Alki
ACT Theatre
Through June 27.

Blue.Heart.Oxygen
Ghost Light Theatricals
Through June 20.

Pinter: Night, The Collection, The Lover
Sight Nine Theatre Company
Through June 19.

Quickies Vol. 5
Live Girls! Theater
Through June 19.

Harold Pinter's dialogue stretches taut like a stocking; small rips become gaping holes, revealing all sorts of alarming and tantalizing things underneath. Sight Nine Theatre Company has tackled a trio of the British playwright's one-acts (Night, The Collection, and The Lover), all dealing with memory, lies, and self-deceptions. Though the actors' accents are a bit stiff, they've avoided the pitfall of playing a vague, ambient sense of menace, and they find humor in the repetitions and roundabouts of Pinter's evasive characters. But oddly, they don't know how to play the pauses--oddly, because that's what Pinter is most famous for. But the actors only seem comfortable not speaking when they have specific actions (a couple flirts wordlessly while playing a bongo drum, for example). When it's all about waiting for what will be said next, about filling that anticipatory moment with expectation, suspicion, or dread, the actors consistently skip through to the next line, making the plays feel flat and brittle. The evening has its virtues, but when it's over, you feel undernourished.

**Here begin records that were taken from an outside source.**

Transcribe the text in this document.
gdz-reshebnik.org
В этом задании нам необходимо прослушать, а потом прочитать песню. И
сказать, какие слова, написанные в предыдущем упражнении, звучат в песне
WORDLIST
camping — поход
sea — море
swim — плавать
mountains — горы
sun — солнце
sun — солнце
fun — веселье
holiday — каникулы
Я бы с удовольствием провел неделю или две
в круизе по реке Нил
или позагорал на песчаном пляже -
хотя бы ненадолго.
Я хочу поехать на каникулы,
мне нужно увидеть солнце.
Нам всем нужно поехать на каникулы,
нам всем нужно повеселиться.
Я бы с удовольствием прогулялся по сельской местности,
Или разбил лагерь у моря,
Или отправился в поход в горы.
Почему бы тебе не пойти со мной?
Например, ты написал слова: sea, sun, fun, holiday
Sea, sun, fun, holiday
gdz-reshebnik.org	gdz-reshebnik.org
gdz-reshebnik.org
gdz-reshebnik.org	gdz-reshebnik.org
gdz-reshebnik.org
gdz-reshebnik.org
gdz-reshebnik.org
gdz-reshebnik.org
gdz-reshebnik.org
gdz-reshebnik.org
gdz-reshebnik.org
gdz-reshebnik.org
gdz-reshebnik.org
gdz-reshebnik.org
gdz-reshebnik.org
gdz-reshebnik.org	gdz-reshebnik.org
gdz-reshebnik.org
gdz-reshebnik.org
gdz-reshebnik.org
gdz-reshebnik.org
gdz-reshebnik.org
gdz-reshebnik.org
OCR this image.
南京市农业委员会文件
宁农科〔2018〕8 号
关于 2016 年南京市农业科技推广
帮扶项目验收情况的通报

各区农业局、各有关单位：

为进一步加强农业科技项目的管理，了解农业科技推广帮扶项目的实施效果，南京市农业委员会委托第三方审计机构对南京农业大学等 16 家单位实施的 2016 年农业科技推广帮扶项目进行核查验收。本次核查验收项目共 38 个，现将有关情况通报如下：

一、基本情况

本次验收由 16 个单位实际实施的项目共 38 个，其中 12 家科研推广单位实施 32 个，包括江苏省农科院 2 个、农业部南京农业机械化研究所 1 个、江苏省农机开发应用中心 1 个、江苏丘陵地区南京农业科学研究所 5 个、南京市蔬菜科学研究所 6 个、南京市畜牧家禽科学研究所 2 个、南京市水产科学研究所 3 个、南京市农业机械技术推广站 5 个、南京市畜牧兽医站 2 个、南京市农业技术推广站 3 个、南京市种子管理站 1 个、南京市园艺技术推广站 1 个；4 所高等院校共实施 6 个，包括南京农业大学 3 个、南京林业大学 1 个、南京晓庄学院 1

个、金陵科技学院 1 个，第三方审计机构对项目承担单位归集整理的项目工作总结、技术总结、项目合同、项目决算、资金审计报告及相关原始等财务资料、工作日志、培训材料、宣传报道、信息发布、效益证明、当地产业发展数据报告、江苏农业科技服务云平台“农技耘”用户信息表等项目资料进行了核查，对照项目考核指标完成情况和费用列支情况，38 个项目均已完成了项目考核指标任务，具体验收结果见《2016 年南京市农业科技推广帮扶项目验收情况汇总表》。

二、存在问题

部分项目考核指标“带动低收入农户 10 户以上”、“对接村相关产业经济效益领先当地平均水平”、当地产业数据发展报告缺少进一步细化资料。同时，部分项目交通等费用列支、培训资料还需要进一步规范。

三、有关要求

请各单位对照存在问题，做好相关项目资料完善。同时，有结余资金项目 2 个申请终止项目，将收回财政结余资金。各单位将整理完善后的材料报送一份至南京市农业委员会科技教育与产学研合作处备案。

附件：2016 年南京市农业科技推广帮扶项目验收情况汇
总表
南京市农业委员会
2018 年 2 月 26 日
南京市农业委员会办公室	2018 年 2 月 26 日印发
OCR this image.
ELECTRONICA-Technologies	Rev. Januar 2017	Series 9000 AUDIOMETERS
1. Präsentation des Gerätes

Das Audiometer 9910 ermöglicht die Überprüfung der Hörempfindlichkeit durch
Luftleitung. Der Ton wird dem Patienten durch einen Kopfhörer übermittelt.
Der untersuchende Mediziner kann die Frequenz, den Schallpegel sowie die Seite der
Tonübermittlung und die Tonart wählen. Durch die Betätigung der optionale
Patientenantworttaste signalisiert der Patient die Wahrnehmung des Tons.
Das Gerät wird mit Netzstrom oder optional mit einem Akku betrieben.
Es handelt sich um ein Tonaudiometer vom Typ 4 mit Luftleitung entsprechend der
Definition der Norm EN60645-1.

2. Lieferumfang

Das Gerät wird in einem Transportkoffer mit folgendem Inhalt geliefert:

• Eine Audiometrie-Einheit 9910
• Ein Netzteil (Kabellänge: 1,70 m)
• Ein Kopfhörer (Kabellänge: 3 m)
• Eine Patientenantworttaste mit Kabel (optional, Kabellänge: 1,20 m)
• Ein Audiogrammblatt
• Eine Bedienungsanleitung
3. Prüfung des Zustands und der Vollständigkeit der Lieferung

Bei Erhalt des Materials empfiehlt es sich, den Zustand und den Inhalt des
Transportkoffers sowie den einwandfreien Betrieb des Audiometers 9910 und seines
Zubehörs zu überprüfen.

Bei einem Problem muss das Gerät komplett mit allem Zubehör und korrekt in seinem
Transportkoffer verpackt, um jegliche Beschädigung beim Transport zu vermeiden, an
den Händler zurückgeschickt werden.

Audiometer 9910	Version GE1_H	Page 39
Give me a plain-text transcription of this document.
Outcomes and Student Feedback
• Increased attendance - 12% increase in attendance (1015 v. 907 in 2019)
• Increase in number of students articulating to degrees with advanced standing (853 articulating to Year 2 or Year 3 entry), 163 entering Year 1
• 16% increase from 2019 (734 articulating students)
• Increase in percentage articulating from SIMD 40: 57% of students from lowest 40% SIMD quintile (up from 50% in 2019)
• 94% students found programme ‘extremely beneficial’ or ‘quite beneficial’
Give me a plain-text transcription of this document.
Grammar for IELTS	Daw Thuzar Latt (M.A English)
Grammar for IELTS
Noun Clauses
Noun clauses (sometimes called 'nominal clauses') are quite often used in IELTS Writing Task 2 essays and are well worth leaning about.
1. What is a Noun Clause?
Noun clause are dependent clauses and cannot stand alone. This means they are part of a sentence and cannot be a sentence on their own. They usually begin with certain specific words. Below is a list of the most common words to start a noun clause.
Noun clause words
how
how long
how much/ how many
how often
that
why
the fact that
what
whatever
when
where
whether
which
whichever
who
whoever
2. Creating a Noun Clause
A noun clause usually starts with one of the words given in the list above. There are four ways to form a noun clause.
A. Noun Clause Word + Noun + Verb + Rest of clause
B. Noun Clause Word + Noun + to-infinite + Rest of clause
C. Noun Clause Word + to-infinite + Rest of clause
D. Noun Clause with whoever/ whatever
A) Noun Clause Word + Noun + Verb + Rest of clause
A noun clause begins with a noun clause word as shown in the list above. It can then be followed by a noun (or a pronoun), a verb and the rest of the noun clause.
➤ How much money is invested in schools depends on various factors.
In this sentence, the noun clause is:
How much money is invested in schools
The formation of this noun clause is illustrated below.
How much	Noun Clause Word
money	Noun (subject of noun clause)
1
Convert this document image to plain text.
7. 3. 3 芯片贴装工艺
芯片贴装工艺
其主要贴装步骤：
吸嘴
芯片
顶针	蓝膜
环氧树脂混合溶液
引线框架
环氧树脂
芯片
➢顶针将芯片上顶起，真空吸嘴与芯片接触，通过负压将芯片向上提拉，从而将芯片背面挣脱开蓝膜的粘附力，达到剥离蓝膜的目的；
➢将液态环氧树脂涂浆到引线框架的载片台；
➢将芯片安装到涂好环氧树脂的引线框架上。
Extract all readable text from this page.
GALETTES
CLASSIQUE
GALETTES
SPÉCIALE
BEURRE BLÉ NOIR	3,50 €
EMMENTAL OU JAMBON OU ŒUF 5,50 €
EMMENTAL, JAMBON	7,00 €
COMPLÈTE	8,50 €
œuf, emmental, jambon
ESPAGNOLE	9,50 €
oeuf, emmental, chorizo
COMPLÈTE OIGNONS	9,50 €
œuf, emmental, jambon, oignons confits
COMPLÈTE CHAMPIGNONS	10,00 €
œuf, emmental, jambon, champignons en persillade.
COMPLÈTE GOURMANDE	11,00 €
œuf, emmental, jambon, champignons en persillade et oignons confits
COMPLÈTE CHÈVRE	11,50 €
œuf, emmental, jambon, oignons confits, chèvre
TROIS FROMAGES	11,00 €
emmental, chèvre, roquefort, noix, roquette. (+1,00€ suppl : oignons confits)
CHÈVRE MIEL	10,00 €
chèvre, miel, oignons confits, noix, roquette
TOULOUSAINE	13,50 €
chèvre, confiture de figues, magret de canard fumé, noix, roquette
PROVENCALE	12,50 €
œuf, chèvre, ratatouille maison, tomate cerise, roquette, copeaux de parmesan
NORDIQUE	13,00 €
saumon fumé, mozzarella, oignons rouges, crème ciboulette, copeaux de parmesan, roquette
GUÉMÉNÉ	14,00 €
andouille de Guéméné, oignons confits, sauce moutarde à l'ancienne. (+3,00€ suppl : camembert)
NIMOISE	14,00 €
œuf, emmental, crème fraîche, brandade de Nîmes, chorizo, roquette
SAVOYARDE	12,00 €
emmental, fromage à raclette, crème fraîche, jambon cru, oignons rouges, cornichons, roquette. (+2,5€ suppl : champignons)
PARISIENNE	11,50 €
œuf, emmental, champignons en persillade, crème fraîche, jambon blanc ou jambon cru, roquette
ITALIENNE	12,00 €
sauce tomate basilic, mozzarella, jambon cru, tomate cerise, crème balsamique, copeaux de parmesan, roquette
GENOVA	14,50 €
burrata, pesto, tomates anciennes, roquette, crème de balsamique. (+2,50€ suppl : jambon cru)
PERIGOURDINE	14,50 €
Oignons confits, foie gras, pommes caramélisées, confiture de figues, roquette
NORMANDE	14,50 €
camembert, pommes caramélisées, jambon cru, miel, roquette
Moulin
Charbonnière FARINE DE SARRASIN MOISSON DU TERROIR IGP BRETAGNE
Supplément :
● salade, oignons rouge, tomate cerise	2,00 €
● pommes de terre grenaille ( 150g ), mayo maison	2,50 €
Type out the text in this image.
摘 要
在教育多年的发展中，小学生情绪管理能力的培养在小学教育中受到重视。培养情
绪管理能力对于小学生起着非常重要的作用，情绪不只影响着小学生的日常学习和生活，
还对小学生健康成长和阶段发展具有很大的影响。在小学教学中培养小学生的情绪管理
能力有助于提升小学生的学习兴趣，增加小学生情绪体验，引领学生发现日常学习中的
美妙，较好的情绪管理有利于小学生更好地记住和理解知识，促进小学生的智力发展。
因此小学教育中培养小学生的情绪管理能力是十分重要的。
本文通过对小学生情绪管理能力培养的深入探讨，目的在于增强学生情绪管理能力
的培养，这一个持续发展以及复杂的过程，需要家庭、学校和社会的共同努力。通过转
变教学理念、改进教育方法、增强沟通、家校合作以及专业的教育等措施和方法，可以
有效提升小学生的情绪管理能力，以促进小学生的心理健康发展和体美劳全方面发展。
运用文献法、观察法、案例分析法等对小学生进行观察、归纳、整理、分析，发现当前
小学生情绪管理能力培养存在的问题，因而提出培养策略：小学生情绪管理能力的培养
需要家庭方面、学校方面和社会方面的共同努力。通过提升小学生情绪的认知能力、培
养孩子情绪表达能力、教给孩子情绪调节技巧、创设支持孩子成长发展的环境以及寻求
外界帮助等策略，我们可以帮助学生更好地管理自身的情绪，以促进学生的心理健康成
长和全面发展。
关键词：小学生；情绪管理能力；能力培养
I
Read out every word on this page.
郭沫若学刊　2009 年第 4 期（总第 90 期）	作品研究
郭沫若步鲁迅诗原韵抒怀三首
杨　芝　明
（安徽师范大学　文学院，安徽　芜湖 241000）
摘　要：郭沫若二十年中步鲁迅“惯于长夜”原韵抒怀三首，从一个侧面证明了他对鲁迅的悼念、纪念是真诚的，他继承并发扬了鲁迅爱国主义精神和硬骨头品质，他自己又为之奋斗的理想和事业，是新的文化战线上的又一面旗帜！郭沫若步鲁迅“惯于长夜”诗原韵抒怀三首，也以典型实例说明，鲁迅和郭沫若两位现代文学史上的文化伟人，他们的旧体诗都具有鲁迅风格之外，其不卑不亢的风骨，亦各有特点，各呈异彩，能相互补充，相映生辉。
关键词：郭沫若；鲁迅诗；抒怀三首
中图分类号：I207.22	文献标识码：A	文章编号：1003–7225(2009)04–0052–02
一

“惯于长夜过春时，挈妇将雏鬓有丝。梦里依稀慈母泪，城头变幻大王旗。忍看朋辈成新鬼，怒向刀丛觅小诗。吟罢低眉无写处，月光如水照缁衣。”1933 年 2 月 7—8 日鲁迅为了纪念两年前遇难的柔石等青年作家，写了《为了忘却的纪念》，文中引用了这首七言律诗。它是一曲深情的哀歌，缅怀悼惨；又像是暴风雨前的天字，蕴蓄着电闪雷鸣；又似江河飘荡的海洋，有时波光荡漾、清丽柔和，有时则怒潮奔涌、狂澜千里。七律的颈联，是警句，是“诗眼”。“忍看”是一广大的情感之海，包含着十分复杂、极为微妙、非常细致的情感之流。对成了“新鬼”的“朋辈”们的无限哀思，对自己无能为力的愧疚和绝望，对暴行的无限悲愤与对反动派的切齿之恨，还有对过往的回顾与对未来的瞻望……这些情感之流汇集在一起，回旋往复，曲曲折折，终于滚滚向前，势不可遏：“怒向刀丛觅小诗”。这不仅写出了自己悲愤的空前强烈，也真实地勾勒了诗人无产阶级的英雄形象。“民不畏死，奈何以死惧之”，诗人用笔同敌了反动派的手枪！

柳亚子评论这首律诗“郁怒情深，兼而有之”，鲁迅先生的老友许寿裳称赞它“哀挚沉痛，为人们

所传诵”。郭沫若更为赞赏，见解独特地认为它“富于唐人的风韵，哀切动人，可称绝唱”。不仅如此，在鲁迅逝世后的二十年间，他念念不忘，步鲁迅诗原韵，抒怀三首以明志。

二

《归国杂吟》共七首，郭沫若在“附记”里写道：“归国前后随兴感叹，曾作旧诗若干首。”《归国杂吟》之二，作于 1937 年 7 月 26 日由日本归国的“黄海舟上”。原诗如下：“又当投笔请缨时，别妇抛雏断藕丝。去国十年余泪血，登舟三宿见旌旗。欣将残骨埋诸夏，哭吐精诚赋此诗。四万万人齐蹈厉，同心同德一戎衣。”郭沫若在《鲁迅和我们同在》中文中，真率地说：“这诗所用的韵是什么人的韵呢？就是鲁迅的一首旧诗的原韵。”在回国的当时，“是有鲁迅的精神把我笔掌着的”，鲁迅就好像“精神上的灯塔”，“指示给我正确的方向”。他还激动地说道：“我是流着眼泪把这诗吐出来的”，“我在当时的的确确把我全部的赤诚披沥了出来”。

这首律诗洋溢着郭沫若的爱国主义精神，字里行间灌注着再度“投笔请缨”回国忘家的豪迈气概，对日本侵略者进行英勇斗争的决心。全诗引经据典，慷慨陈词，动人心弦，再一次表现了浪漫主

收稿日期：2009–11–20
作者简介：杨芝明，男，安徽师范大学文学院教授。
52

Another trio of one-acts by another British playwright fares much worse. However, it must be said that as tricky as Pinter is, Caryl Churchill's Heart's Desire, Blue Kettle, and Not Not Not Not Not Enough Oxygen are extraordinarily difficult, demanding both technical skill and emotional richness. In one play, a homecoming repeatedly retraces its steps and sets off in new directions; in another, a man persuades a series of elderly women that he's the son they gave up for adoption, but as the scenes unfold, more and more words in the dialogue are replaced by the words "blue" and "kettle," suggesting both a children's game and a neurological disorder. (The third play is less formally experimental, depicting a father-son conflict in an ecologically damaged world.) If the plays aren't technically precise, they lose their shape--but if they aren't also deeply felt, they lose their purpose. Ghost Light Theatricals' production is sloppy and shallow. A glimmer of what the plays could be comes through, but it's pretty dim.

Crossbreeding Henrik Ibsen's Peer Gynt with the Pacific Northwest doesn't seem like a bad idea--the titular hero tells elaborate lies, which fits in with the tall-tale tradition of Paul Bunyan. Each scene is almost its own little play: Peer cooks up a whopper about a deer that got away, kidnaps a bride on her wedding day, woos and abandons a virtuous virgin, abandons a troll bride at the altar, becomes a slave trader and an arms dealer, and much else besides. Eric Overmeyer, whose previous plays include the ever-popular On the Verge and In Perpetuity Throughout the Universe, wrote this adaptation with local diehards R. Hamilton Wright and David Pichette in mind. Alki hews pretty close to Ibsen's plot but switches locales to the New World (trading Morocco for the Amazon, for example).

Unfortunately, a story this sprawling and ambitious needs a disciplined hand, and Overmeyer has always been more interested in linguistic flourish than narrative drive. Even his trademark word-spinning feels lackluster; phrases are repeated weakly, clichés are trotted out but given no particular new spin, quotes from songs pointlessly litter the dialogue. Stabs at satire feel tacked on (even though the original had a satirical bent already); the philosophical musings collapse under their own muddled weight. The production never latches on to a style that can encompass the mix of fantastic and prosaic realities. Presumably director Kurt Beattie was drawn to the play's potential for theatrical spectacle--and vivid moments arise, particularly a star-speckled sky at the end. But it's a long wade through a lot of muck to get there.

Quickies Vol. 5, a collection of short plays from Live Girls!, has no high ambitions. The plays are brief, reach for a sliver of emotion or humor, and more often than not succeed, thanks to consistently clear direction (from six different directors), spare and simple production values, and performances that don't try to force the plays beyond what they are. A missing dog reveals deep flaws in a marriage; three female astronauts are abandoned on the Moon; monologues by Charlotte Brontë and the daughter of an English professor intertwine. On top of this, hostess Kate Jaeger and cohorts perform goofball bits and vamps in between the plays, cultivating a cheerful, game-for-anything atmosphere in the tiny Live Girls! venue. Nothing that will change your life, but a pleasant evening of theater nonetheless.